May 9, 2018

“Frank Stella Unbound” at PU Art Museum

“THE CABIN, AHAB, AND STARBUCK”: “Frank Stella Unbound: Literature and Printmaking,” at the Princeton University Art Museum from May 19 to September 23, focuses on the role of literature in Frank Stella’s innovative printmaking. The exhibit commemorates the 60th reunion of Stella, PU Class of 1958.

Between 1984 and 1999, American artist Frank Stella executed four groundbreaking print series — each taking its inspiration from a literary text: Had Gadya, Italian Folktales, Moby-Dick, and the Dictionary of Imaginary Places. In the process, his creative practice evolved to create prints of unprecedented scale and complexity, through which he both achieved a technical and expressive milestone in fine-art printmaking and transformed his visual language in all media.

Frank Stella Unbound: Literature and Printmaking” will present 41 prints from Stella’s four literary print series, alongside historical editions of their literary catalysts. This exhibition focuses on the critical role that world literature played in Stella’s powerful exploration of the print medium and will be on view at the Princeton University Art Museum, from May 19 through Sept. 23.

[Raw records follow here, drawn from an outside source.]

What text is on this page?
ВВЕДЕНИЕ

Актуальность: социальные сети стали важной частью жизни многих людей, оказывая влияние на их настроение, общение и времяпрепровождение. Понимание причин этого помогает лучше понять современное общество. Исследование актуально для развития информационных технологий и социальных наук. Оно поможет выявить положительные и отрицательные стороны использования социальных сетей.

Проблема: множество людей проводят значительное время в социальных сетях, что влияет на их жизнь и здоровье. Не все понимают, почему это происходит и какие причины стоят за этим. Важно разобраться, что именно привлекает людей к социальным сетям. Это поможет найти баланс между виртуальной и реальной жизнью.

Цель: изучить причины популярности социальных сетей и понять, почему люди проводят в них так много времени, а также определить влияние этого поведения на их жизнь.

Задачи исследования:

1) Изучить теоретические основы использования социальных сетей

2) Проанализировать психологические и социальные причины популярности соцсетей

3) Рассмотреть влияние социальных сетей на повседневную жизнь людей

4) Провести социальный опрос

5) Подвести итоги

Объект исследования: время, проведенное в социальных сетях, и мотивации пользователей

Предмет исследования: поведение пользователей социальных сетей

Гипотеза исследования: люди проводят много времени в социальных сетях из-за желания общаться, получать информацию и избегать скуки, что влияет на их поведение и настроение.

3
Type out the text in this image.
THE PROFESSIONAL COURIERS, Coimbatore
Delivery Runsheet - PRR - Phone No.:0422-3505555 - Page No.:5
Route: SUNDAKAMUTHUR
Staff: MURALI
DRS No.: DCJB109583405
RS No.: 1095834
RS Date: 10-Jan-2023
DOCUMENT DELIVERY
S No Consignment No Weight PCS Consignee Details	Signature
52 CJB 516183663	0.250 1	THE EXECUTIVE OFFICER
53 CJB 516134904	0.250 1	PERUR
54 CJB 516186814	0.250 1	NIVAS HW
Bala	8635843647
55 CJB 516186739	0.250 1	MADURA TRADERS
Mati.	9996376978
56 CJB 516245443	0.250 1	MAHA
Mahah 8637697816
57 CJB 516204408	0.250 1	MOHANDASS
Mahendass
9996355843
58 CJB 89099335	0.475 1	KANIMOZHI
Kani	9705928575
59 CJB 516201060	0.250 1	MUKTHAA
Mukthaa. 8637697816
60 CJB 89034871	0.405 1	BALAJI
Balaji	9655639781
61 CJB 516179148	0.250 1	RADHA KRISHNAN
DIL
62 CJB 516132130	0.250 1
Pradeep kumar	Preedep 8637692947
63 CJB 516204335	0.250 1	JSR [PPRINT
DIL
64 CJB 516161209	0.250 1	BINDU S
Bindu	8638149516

“The Museum is honored to be the first to closely examine Frank Stella’s richly evocative relationship with literature on the auspicious occasion of his 60th reunion at Princeton,” said James Steward, Nancy A. Nasher — David J. Haemisegger, Class of 1976, director. “To experience these vibrant and life-affirming works on paper allows us to more fully grasp the artist’s rigorous process and his extraordinary range of interests.”

Frank Stella is celebrated worldwide for his decades-long investigations of expressive abstraction in both two — and three — dimensional media. Both his early hard-edged work from the late 1950s and 1960s and his later efforts to break the flat plane of paintings are among the most groundbreaking moments in the art of the past 50 years. His work has been exhibited and collected by major museums around the world.

The Princeton University Art Museum is located at the heart of the Princeton campus. Admission is free. Museum hours are Tuesday, Wednesday, Friday, and Saturday 10 a.m. to 5 p.m.; Thursday 10 a.m. to 9 p.m.; and Sunday 12 to 5 p.m.